V2.7 implemented periodic tests of the battery to proactively identify failed
batteries before the Customer lost data.

Under either version of the firmware, once the battery failure is detected, access
to RAID and Mirro sets is denied.
753.5Thank YouATZIS1::PUTZENLECHNEWed Feb 05 1997 15:1711
    
    
    > V2.7 implemented periodic tests of the battery to proactively identify failed
    > batteries before the Customer lost data.
    
    except the cache_policy is set to B. Because i had a System running
    for more than 2 days with failed batteries.
    
    thanks for the informations,
    
    Helmut
753.6Re: Cache policy "B"SSDEVO::THOMPSONPaul Thompson, Colorado SpringsFri Feb 07 1997 12:5114
Regarding the reference to cache policy "B" in the previous note.
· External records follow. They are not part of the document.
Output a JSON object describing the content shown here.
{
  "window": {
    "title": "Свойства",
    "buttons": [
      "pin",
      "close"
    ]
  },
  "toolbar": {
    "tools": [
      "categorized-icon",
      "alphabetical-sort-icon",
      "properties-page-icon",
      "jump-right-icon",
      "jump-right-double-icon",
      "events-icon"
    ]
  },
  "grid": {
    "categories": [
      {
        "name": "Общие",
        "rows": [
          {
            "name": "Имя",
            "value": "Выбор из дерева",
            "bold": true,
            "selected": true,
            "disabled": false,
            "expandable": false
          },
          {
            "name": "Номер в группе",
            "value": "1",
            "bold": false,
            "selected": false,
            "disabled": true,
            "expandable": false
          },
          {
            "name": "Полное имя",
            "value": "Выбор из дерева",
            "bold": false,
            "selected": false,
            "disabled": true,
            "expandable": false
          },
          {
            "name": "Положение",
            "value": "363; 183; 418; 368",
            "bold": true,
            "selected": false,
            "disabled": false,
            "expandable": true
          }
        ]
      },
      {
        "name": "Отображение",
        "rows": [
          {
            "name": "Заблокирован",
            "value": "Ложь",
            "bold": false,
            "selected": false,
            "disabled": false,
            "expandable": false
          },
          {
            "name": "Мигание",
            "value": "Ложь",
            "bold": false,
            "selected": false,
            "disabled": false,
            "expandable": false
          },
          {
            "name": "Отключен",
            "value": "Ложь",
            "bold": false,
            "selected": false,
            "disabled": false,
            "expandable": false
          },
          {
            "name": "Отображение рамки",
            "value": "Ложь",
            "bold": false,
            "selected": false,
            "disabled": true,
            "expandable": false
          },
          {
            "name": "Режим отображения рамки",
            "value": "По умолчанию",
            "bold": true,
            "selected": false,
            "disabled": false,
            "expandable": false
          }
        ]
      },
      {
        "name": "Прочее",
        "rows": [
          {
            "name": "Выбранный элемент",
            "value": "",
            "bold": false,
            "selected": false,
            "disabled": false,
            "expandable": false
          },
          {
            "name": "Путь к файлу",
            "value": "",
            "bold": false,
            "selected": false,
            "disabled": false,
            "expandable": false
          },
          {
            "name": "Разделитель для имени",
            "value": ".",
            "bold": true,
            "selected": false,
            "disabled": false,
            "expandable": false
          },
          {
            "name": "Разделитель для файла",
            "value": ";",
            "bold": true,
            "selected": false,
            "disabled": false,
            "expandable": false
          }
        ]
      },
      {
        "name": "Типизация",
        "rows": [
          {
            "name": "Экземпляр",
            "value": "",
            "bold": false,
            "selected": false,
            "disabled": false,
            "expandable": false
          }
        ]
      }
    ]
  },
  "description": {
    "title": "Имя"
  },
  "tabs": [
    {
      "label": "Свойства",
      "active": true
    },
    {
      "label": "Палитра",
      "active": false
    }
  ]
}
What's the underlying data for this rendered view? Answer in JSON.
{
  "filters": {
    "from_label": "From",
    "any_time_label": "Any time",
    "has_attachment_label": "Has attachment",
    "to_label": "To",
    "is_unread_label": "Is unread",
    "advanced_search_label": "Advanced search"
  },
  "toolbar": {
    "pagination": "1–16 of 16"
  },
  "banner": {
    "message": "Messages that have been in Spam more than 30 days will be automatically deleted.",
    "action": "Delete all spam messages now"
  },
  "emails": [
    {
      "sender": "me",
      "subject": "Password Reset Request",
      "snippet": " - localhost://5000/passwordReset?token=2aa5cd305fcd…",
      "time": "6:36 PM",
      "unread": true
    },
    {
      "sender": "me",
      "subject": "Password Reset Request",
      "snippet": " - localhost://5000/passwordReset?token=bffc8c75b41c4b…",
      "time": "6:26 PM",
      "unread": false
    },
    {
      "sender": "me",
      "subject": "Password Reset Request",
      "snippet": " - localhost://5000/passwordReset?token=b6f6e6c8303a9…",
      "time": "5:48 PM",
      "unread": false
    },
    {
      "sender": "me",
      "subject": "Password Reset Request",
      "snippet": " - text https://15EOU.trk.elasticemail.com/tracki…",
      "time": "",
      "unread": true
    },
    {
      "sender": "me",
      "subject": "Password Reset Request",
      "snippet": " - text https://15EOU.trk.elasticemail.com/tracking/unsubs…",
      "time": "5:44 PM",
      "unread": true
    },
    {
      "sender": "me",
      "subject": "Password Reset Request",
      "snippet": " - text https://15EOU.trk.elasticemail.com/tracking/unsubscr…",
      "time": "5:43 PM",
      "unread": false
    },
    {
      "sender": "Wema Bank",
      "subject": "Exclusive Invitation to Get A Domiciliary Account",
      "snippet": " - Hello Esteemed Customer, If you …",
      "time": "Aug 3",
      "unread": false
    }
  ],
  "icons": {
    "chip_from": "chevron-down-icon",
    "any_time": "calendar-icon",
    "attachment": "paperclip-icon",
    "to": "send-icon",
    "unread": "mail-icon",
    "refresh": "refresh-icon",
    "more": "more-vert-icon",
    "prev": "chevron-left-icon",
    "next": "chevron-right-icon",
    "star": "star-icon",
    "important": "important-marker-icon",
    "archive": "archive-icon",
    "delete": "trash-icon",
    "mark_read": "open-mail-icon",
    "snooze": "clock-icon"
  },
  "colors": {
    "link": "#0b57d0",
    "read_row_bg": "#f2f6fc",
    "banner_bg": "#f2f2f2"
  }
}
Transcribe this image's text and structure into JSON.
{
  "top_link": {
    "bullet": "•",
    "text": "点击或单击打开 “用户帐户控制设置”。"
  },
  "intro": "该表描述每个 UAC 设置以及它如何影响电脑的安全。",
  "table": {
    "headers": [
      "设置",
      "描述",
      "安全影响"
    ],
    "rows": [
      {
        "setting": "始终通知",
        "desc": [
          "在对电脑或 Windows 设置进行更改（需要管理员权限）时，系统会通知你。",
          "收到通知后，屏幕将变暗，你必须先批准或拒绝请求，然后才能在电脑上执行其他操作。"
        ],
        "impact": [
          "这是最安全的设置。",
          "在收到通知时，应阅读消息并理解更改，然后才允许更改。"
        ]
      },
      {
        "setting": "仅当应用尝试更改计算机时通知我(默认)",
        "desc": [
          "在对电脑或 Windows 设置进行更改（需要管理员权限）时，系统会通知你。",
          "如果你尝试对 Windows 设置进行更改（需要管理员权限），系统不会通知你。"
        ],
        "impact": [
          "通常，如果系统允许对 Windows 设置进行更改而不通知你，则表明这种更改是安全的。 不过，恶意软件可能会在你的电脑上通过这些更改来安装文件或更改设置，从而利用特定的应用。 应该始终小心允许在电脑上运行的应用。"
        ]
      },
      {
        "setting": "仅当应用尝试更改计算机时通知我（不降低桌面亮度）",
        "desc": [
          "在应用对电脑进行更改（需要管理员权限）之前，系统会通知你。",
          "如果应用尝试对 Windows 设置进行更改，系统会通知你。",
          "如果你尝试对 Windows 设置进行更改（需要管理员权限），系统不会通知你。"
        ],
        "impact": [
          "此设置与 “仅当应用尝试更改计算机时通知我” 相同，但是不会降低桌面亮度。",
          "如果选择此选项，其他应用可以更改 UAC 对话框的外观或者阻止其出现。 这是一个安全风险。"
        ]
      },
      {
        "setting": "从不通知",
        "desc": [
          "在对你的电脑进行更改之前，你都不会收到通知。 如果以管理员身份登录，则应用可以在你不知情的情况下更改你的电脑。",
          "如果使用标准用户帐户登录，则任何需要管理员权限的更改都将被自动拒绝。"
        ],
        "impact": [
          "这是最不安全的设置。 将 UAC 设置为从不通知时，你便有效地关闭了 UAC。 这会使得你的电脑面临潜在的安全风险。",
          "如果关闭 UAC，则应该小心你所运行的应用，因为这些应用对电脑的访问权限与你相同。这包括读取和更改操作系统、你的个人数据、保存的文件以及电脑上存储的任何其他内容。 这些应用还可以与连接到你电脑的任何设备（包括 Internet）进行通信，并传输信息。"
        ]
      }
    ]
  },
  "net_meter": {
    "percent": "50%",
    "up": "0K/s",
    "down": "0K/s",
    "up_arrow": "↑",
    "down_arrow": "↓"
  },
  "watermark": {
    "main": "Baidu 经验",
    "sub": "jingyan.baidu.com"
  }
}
Cache Policy "B" means that after a boot or reboot, if the battery is found to be
"low", access to RAID and Mirror sets will be allowed while the battery is
charging.  With cache policy "A", access to the RAID and Mirror sets would be
denied if the battery was low.

If the battery is not found to be fully charged and declared "good" by the
controller within ten (10) hours of a boot or reboot, access to the RAID and
Mirror sets will be denied, regardless of the cache policy.

In other words, ten (10) hours after a boot or reboot, the choice of settings of
the cache policy parameter makes no difference.  If the batteries have not been
declared "good", access to RAID and Mirror sets will be denied.